He is right. For decades we have been finessing the issue with a mess of compromises, euphemisms, incoherences and pretenses such as banning racial quotas but promoting racial "goals." Anyone who has ever had to make hiring or admission decisions knows that this angel-on-the-head-of-pin distinction is 95 percent a matter of appearances, gestures and lawsuit-avoiding paperwork.
And yet we have muddled our way through, permitting a large dose of intentional discrimination to ameliorate past discrimination -- and present inadvertent imbalances -- without totally abandoning the ideal of colorblindness.
The result? At the near half-century mark of the Civil Rights Act, racial minorities have seen remarkable social advancement. The younger generation is infinitely more racially tolerant and accepting. We've made great racial progress. But the fundamental unfairness that underlies the racial spoils system continues to rankle. That's what animated the Ricci case.
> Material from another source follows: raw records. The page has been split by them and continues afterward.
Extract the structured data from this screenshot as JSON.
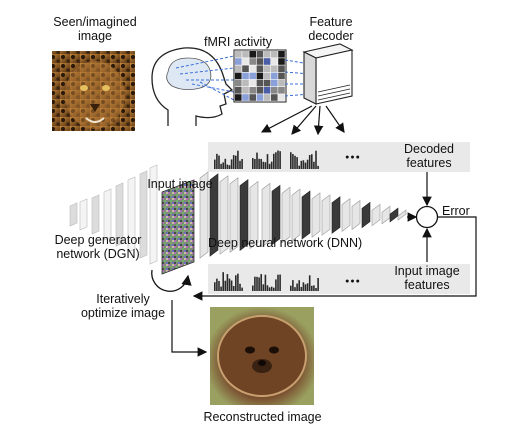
{
  "labels": {
    "seen_image": [
      "Seen/imagined",
      "image"
    ],
    "fmri": "fMRI activity",
    "feature_decoder": [
      "Feature",
      "decoder"
    ],
    "decoded_features": [
      "Decoded",
      "features"
    ],
    "input_image": "Input image",
    "error": "Error",
    "dgn": [
      "Deep generator",
      "network (DGN)"
    ],
    "dnn": "Deep neural network (DNN)",
    "input_image_features": [
      "Input image",
      "features"
    ],
    "optimize": [
      "Iteratively",
      "optimize image"
    ],
    "reconstructed": "Reconstructed image",
    "ellipsis": "●●●"
  },
  "icons": [
    "leopard-photo",
    "head-icon",
    "brain-icon",
    "voxel-grid-icon",
    "server-icon",
    "noise-image",
    "reconstructed-photo",
    "histogram-icon",
    "error-node-icon"
  ],
  "colors": {
    "band": "#e9e9e9",
    "layer_dark": "#3a3a3a",
    "layer_light": "#e6e6e6",
    "dashed_line": "#3a6fd8"
  }
}
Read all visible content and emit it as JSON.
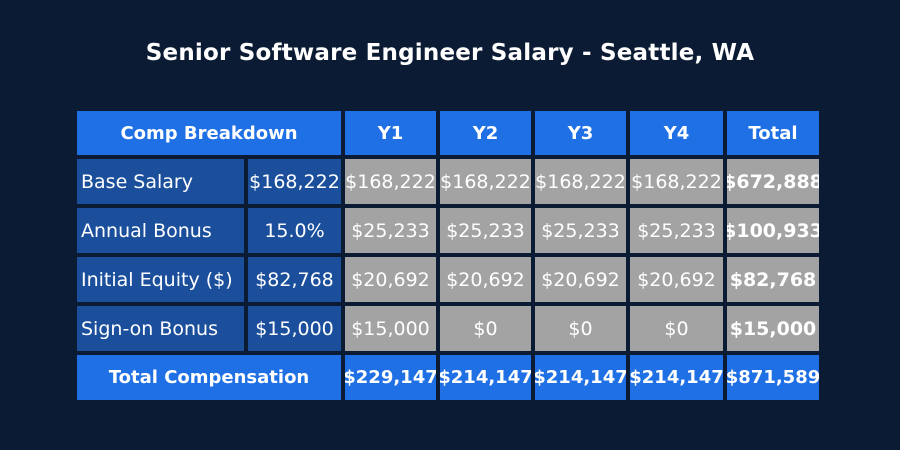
{
  "title": "Senior Software Engineer Salary - Seattle, WA",
  "chart_data": {
    "type": "table",
    "title": "Senior Software Engineer Salary - Seattle, WA",
    "columns": [
      "Comp Breakdown",
      "Y1",
      "Y2",
      "Y3",
      "Y4",
      "Total"
    ],
    "rows": [
      {
        "label": "Base Salary",
        "input": "$168,222",
        "values": [
          "$168,222",
          "$168,222",
          "$168,222",
          "$168,222"
        ],
        "total": "$672,888"
      },
      {
        "label": "Annual Bonus",
        "input": "15.0%",
        "values": [
          "$25,233",
          "$25,233",
          "$25,233",
          "$25,233"
        ],
        "total": "$100,933"
      },
      {
        "label": "Initial Equity ($)",
        "input": "$82,768",
        "values": [
          "$20,692",
          "$20,692",
          "$20,692",
          "$20,692"
        ],
        "total": "$82,768"
      },
      {
        "label": "Sign-on Bonus",
        "input": "$15,000",
        "values": [
          "$15,000",
          "$0",
          "$0",
          "$0"
        ],
        "total": "$15,000"
      }
    ],
    "footer": {
      "label": "Total Compensation",
      "values": [
        "$229,147",
        "$214,147",
        "$214,147",
        "$214,147"
      ],
      "total": "$871,589"
    }
  },
  "colors": {
    "background": "#0b1b33",
    "header_blue": "#1f6fe5",
    "label_blue": "#1b4f9c",
    "value_gray": "#a3a3a3",
    "text": "#ffffff"
  }
}
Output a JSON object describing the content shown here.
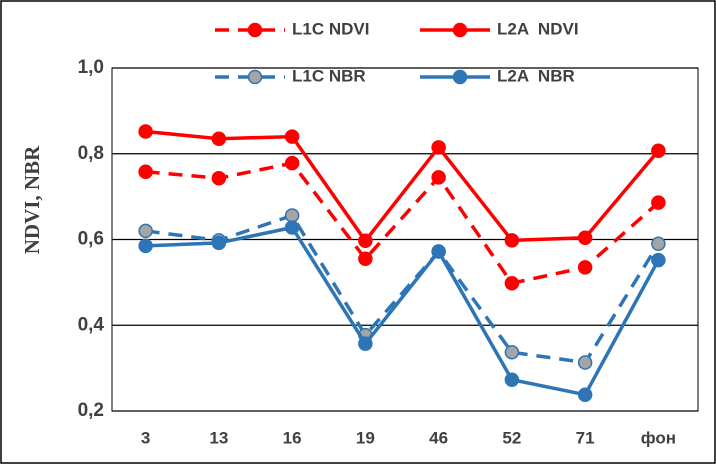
{
  "chart_data": {
    "type": "line",
    "ylabel": "NDVI, NBR",
    "categories": [
      "3",
      "13",
      "16",
      "19",
      "46",
      "52",
      "71",
      "фон"
    ],
    "series": [
      {
        "name": "L1C NDVI",
        "color": "#ff0000",
        "dash": true,
        "values": [
          0.758,
          0.743,
          0.778,
          0.555,
          0.745,
          0.498,
          0.535,
          0.686
        ]
      },
      {
        "name": "L2A  NDVI",
        "color": "#ff0000",
        "dash": false,
        "values": [
          0.852,
          0.835,
          0.84,
          0.597,
          0.815,
          0.598,
          0.604,
          0.807
        ]
      },
      {
        "name": "L1C NBR",
        "color": "#2e75b6",
        "marker_color": "#a5a5a5",
        "dash": true,
        "values": [
          0.62,
          0.598,
          0.656,
          0.377,
          0.572,
          0.337,
          0.313,
          0.59
        ]
      },
      {
        "name": "L2A  NBR",
        "color": "#2e75b6",
        "dash": false,
        "values": [
          0.585,
          0.592,
          0.628,
          0.357,
          0.572,
          0.273,
          0.238,
          0.552
        ]
      }
    ],
    "ylim": [
      0.2,
      1.0
    ],
    "yticks": [
      {
        "value": 0.2,
        "label": "0,2"
      },
      {
        "value": 0.4,
        "label": "0,4"
      },
      {
        "value": 0.6,
        "label": "0,6"
      },
      {
        "value": 0.8,
        "label": "0,8"
      },
      {
        "value": 1.0,
        "label": "1,0"
      }
    ],
    "grid": true,
    "legend": "top"
  }
}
We're 45 years beyond passage of the Civil Rights Act. We have a black attorney general and a black president. As with every passing year we move generationally away from the era of Jim Crow, it becomes less and less justified for the government to mandate "remedial" racial discrimination. Which is why in one of her last opinions, Justice Sandra Day O'Connor said that "the Court expects that 25 years from now, the use of racial preferences will no longer be necessary."
The import of Ricci, which raised the bar on reverse discrimination, is that it heads us once again toward that day -- and back to true colorblindness that was the original vision, and everlasting glory, of the civil rights movement.